Contexte de l'affaire
CE 6 juin 2018 n°418863
En vertu des dispositions de l'article 1724 quater du CGI, les personnes qui ne procèdent pas aux vérifications prévues en matière de travail dissimulé ou qui ont été condamnée pour avoir recouru directement ou par personne interposée aux services de celui qui exerce un travail dissimulé sont tenues solidairement au paiement des impôts, taxes, pénalités et majorations.
En l'espèce, l'administration mit à la charge d'une société des cotisations d'impôt sur les sociétés et des rappels de taxe sur la valeur ajoutée en tant que codébitrice solidaire de la société contrôlée.
La société demanda au Conseil d'Etat si elle pouvait obtenir la communication des documents dont il était fait mention dans l'avis de mise en recouvrement ainsi que tout document utile à la contestation de la régularité de procédure et de l'exigibilité des sommes mises en recouvrement.
Dans un avis, le Conseil d'Etat lui répond positivement. En effet, pour la Haute juridiction, cette communication assure au contribuable la possibilité d'un recours juridictionnel effectif. L'administration est tenue de faire droit à la demande du débiteur, sans exiger de paiement.
En cas de refus de communication des documents, l'administration ne peut mettre en oeuvre la solidarité prévue à l'article 1724 quater du CGI.
Extraits de l'arrêt
5. Il résulte de ces dispositions que lorsque l'administration adresse un avis de mise en recouvrement par lequel elle met en oeuvre une solidarité de paiement, telle que celle qui est prévue par l'article 1724 quater du code général des impôts à l'encontre d'une société qui n'a pas procédé aux vérifications prévues à l'article L. 8222-1 du code du travail, elle est tenue de lui adresser un avis de mise en recouvrement individuel qui doit comporter les indications prescrites par l'article R. 256-1 du livre des procédures fiscales. Ces mentions permettent au débiteur solidaire d'obtenir, à sa demande, la communication des documents mentionnés dans cet avis de mise en recouvrement ainsi que de tout document utile à la contestation de la régularité de la procédure, du bien-fondé et de l'exigibilité des impôts, taxes et cotisations obligatoires ainsi que des pénalités et majorations correspondantes au paiement solidaire desquels il est tenu.
6. Cette communication, qui vise à garantir à l'intéressé la possibilité d'un recours juridictionnel effectif, dans le respect de la réserve d'interprétation à laquelle le Conseil constitutionnel a subordonné la conformité à la Constitution du deuxième alinéa de l'article L. 8222-2 du code du travail, a un objet distinct de celui du droit d'accès aux documents administratifs prévu par le livre III du code des relations entre le public et l'administration.

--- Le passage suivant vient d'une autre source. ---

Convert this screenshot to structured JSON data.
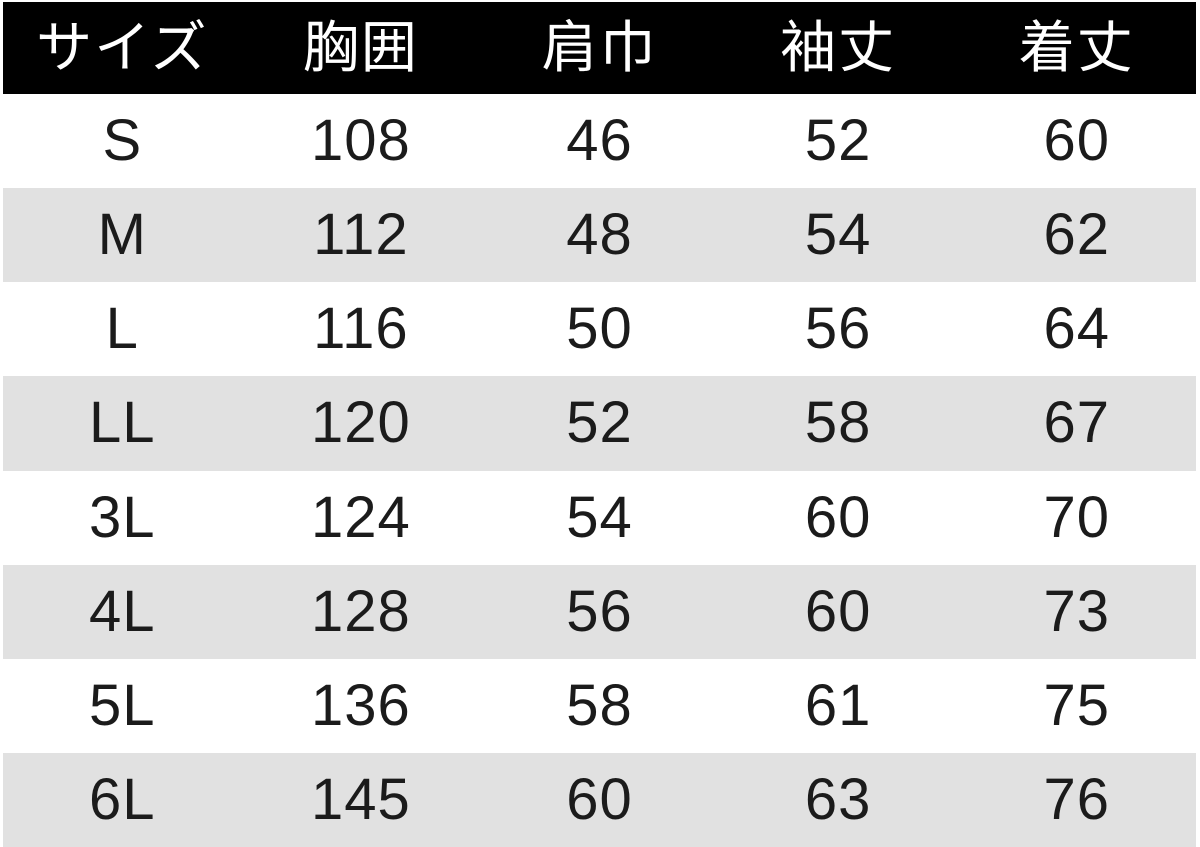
{
  "colors": {
    "header_bg": "#000000",
    "header_text": "#ffffff",
    "row_bg": "#ffffff",
    "row_alt_bg": "#e1e1e1",
    "cell_text": "#1b1b1b"
  },
  "chart_data": {
    "type": "table",
    "columns": [
      "サイズ",
      "胸囲",
      "肩巾",
      "袖丈",
      "着丈"
    ],
    "rows": [
      [
        "S",
        "108",
        "46",
        "52",
        "60"
      ],
      [
        "M",
        "112",
        "48",
        "54",
        "62"
      ],
      [
        "L",
        "116",
        "50",
        "56",
        "64"
      ],
      [
        "LL",
        "120",
        "52",
        "58",
        "67"
      ],
      [
        "3L",
        "124",
        "54",
        "60",
        "70"
      ],
      [
        "4L",
        "128",
        "56",
        "60",
        "73"
      ],
      [
        "5L",
        "136",
        "58",
        "61",
        "75"
      ],
      [
        "6L",
        "145",
        "60",
        "63",
        "76"
      ]
    ]
  }
}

L'administration est par suite tenue de faire droit à la demande du débiteur solidaire, sans pouvoir subordonner la communication des documents sollicités au respect des règles et conditions prévues par ce code, notamment sans pouvoir exiger le paiement de frais.
7. L'administration ne peut pas refuser la communication des documents utiles à la défense du débiteur solidaire lorsqu'ils sont en sa possession, sauf à priver ce dernier d'une garantie au respect de laquelle le Conseil constitutionnel a subordonné la conformité à la Constitution de la disposition législative instituant la solidarité de paiement. Il en découle que le refus de communication est de nature à faire obstacle à la mise en oeuvre des dispositions de l'article 1724 quater du code général des impôts. En revanche, lorsque l'administration fiscale produit en cours d'instance, soit spontanément, soit à la suite d'une mesure d'instruction ordonnée par le juge de l'impôt, saisi par le débiteur solidaire d'une demande en ce sens, y compris pour la première fois en cause d'appel, les éléments du dossier fiscal nécessaires à sa défense, la circonstance que le service ait initialement refusé de communiquer ces éléments au débiteur solidaire est sans influence sur la possibilité de mettre en oeuvre la solidarité. Dans cette hypothèse, le débiteur solidaire, une fois en possession de ces éléments, peut soulever à l'appui de sa demande en décharge de l'obligation de payer, dans la limite des conclusions de sa demande, tant devant le tribunal administratif que devant la cour administrative d'appel, jusqu'à la clôture de l'instruction, tous moyens relatifs à la régularité et au bien fondé des impositions au paiement desquelles il est solidairement tenu.
Commentaire de LégiFiscal
La Haute juridiction souligne que le codébiteur solidaire doit bénéficier des mêmes garanties procédurales que le principal responsable de l'infraction.